When the eval is run, an LLM will be prompted to assess the current test case output against the critieria, responding with a score from the rubric. For example, a prompt that creates riddles and their solutions could have the following LLM-as-Judge eval:

Name: Riddle Difficulty and Relevance
Criteria: Evaluates the riddle's ability to be challenging yet solvable, progressively guiding with hints while maintaining fairness and complexity suitable to the topic.
Rubric:
1. The riddle is overly simplistic or impossibly difficult with no guiding hints.
2. The riddle has minor challenge but lacks sufficient guidance or complexity.
3. The riddle is moderately challenging with some hints but may lack fair progression.
4. The riddle is challenging with clear, progressive hints, and suitable complexity.
5. The riddle is perfectly balanced, challenging yet solvable with well-placed, fair hints and appropriate complexity.

When this eval is executed, a score of 1-5 will be assigned. If a scaled score is not appropriate, you may also create Pass/Fail evals as well. In fact, in many cases a Pass/Fail eval will perform better, so consider whether your criteria can be worded so that a Pass/Fail response is appropriate.

Auto-generating Criteria

By default, Libretto creates LLM-as-Judge evals automatically when a new prompt is created. However, if a prompt doesn't have any LLM-as-Judge evals you'll have the opportunity to instruct Libretto to auto-generate them. This is a great way to quickly get started with LLM-as-Judge, but you may want to fine tune the criteria after generation!

Simply click the "Auto-generate evaluations" button. Libretto will generate up to five criteria for you, all of which should be relevant to the current prompt template.

Manually Creating Criteria

Click the "+ Add evaluation" button.
Write your own criteria by describing what you want the LLM-as-Judge to evaluate.
Choose a scoring option:
- Pass/Fail: useful if the assessment is always discretely binary.
- Scale 1-5: appropriate when the assessment can be continuous in nature.
Save the criteria.

Grading & Calibration

The nature of LLM-as-Judge evals is that they are typically subjective, which inevitably means that humans can/will disagree with certain assessments. Libretto provides a way to improve the human/LLM alignment through a grading and calibration process.

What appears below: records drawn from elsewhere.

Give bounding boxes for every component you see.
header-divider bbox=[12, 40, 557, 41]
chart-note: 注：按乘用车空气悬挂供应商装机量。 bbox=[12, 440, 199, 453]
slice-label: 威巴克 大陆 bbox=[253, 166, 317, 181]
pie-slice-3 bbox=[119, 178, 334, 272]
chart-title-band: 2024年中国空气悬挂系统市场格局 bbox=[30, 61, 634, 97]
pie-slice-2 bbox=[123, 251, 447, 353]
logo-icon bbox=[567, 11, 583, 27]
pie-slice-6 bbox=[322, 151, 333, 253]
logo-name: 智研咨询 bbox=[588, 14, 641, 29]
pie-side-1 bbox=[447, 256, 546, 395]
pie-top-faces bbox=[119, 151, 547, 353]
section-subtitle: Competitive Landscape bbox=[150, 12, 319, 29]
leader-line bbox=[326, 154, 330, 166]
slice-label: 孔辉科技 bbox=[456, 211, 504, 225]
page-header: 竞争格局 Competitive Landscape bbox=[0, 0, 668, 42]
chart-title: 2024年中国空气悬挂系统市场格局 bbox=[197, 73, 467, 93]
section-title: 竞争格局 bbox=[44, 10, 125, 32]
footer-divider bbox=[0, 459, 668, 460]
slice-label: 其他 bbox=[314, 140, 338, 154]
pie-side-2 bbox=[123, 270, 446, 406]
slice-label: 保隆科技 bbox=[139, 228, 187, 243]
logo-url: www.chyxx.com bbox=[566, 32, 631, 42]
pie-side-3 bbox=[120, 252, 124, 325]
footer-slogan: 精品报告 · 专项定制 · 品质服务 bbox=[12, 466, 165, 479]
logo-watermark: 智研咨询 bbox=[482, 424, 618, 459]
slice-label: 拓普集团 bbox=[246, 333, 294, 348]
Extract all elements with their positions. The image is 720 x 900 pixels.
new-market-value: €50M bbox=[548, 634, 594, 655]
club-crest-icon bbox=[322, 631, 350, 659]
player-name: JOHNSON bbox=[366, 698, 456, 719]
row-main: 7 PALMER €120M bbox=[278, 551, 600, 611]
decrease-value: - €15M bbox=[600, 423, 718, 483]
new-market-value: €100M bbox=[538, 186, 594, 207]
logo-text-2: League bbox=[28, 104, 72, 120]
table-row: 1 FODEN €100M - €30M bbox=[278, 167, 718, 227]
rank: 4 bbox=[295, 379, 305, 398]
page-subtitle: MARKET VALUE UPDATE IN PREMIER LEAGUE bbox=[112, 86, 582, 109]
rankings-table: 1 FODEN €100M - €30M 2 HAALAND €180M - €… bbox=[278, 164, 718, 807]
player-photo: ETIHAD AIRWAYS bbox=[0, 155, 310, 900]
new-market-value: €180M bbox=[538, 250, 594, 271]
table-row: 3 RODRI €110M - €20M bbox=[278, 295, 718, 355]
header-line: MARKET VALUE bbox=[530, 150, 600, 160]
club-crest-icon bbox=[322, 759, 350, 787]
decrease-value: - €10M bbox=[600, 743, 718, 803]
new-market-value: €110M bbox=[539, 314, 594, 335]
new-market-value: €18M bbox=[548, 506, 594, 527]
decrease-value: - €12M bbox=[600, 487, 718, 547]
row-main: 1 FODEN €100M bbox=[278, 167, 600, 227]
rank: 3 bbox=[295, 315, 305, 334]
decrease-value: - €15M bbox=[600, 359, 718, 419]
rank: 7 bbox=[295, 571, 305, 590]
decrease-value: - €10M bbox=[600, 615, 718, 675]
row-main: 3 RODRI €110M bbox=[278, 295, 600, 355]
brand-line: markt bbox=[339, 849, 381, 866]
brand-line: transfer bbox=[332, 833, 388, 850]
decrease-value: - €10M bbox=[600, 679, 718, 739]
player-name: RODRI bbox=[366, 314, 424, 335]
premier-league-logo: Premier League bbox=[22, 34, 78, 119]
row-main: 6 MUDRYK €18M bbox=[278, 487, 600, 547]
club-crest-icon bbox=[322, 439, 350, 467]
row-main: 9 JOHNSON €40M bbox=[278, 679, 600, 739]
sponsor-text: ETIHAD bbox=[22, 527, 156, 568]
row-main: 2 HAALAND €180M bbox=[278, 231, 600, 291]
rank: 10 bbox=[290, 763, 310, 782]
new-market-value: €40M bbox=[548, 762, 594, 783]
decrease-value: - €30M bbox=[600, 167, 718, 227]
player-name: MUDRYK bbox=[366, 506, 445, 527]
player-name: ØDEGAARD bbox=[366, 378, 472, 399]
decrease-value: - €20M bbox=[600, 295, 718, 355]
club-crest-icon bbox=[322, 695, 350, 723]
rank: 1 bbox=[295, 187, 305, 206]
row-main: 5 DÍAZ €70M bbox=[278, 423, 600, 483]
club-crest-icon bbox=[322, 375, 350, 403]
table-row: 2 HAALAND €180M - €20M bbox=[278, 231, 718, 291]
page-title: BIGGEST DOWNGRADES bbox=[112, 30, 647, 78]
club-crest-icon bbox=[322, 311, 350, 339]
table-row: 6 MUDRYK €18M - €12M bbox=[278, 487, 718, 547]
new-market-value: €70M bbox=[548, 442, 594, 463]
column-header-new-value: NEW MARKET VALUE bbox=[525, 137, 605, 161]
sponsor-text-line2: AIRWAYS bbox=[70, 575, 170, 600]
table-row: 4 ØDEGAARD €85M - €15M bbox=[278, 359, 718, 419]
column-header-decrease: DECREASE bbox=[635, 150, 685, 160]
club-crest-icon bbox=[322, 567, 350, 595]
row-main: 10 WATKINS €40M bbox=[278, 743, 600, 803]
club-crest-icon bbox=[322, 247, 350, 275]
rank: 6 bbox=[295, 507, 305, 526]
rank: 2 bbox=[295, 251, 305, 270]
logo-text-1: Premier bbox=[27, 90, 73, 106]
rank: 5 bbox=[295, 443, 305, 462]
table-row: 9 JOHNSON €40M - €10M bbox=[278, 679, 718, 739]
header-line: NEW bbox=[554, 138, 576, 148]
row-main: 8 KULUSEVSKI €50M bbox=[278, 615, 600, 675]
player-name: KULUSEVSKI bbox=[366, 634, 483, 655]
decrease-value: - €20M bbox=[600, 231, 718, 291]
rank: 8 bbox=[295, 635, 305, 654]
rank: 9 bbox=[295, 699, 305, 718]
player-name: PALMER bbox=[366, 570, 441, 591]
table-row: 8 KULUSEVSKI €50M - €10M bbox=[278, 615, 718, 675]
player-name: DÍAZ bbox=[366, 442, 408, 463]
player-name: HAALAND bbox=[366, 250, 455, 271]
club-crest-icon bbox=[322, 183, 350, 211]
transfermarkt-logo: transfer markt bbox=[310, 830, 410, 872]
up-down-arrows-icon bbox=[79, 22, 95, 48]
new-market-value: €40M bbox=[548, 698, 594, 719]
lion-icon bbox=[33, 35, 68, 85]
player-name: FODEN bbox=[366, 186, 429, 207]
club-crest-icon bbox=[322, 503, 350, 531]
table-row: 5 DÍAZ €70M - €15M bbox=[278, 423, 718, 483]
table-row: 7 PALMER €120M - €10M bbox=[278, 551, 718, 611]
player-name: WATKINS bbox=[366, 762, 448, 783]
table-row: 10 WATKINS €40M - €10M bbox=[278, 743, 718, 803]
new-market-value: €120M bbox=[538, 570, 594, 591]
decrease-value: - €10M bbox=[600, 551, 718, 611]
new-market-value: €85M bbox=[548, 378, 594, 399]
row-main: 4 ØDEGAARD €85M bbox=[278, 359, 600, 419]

This generally works as follows:

LLM-as-Judge evals are created (either automatically or by hand).
A test is run for the prompt, triggering the LLM-as-Judge evals to execute and record scores for each test case.
A human assigns grades for each test case, completely independently of the LLM-as-Judge.
Libretto analyzes the differences between the human grades and the LLM grades, then attempts to improve the eval such that the human/LLM alignment is as close as possible.

To begin this workflow:

Ensure that your prompt template has test cases and LLM-as-Judge evals
Run a test via the Playground
Once the test completes, navigate to the test results page where you'll be able to see the scores that the LLM assigned.
Click the "Grade Scores" button:
Go to the "Grade Responses" tab and assign your own grades to as many test cases as possible:
Once at least 10 scores have been submitted, calibration can be started:
Let the calibration finish, after which you will be shown the new human/LLM alignment scores that indicate how closely your grades match with the LLM-as-Judge grades.